# Hi from Western Australia



## Taika (Sep 14, 2013)

Hi we have only just joined your forum, Ben reading all the posts feel as if I have written them. I have a 8 month old vizsla , breed in Tasmania in Australia. There are no breeders in WA, so you need to source out of state.
Taika is the love of my life.
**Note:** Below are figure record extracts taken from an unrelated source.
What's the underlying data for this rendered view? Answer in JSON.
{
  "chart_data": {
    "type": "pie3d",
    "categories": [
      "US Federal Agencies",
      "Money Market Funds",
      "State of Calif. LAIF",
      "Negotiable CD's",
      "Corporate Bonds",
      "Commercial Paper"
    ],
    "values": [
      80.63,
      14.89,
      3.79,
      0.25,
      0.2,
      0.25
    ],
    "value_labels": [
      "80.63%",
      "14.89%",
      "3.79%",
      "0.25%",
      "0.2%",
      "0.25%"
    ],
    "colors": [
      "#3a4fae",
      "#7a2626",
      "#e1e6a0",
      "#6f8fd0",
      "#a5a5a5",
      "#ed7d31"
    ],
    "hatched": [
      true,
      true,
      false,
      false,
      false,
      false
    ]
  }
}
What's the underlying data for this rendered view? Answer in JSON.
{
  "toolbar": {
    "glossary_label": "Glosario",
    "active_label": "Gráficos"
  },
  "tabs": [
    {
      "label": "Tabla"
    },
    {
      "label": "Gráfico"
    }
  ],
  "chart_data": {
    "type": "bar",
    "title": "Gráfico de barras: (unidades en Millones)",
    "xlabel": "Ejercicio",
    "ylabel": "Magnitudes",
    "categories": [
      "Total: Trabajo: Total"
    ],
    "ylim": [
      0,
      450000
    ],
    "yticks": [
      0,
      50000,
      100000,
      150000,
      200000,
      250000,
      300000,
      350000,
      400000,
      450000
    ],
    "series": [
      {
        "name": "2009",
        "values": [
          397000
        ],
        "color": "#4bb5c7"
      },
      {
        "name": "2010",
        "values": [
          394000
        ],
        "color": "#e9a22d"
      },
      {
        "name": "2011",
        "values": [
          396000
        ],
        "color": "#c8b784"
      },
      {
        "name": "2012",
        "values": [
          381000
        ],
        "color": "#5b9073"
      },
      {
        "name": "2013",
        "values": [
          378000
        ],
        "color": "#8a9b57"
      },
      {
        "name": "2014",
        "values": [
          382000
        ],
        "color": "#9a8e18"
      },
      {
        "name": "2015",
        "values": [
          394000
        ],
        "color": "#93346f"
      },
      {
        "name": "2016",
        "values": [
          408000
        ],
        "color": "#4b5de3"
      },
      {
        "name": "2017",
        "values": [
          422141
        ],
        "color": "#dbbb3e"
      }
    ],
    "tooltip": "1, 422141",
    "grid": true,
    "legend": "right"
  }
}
Is is a mischievous little man weighing in at 29 kilos and certainly has re decorated my back garden. ;D
He is being crated (first time for us ) but what a fantastic idea, I think this helped him be fully toilet trained at 9 weeks. 
We have fortnight play dates with other vizslas here in Perth. 
Just wanted to say thank you for a great forum.


----------



## GarysApollo (Nov 27, 2012)

Welcome to the the forum.


----------



## Taika (Sep 14, 2013)

many thanks for the welcome GarysApollo


----------



## FLgatorgirl (Mar 11, 2013)

Welcome . You will find so much useful information here! I know all about the garden redecorating, I have given up on one area in particular as our girl wears a path in it during playdates!


----------



## Taika (Sep 14, 2013)

8) thank you FLgatorgirl, already have taken so much on board.


----------



## MCD (May 4, 2013)

Welcome to the forum. I can relate to the rearranged garden as Dharma has dug a hole to China, turfs dirt every where and has rearranged all of the irises that I have just winterized and replanted. Oh well- C'est la Vie


----------



## Darcy1311 (May 27, 2012)

Darcy says a BIG hello  Taika and welcome to the forum from sunny England...enjoy ;D


----------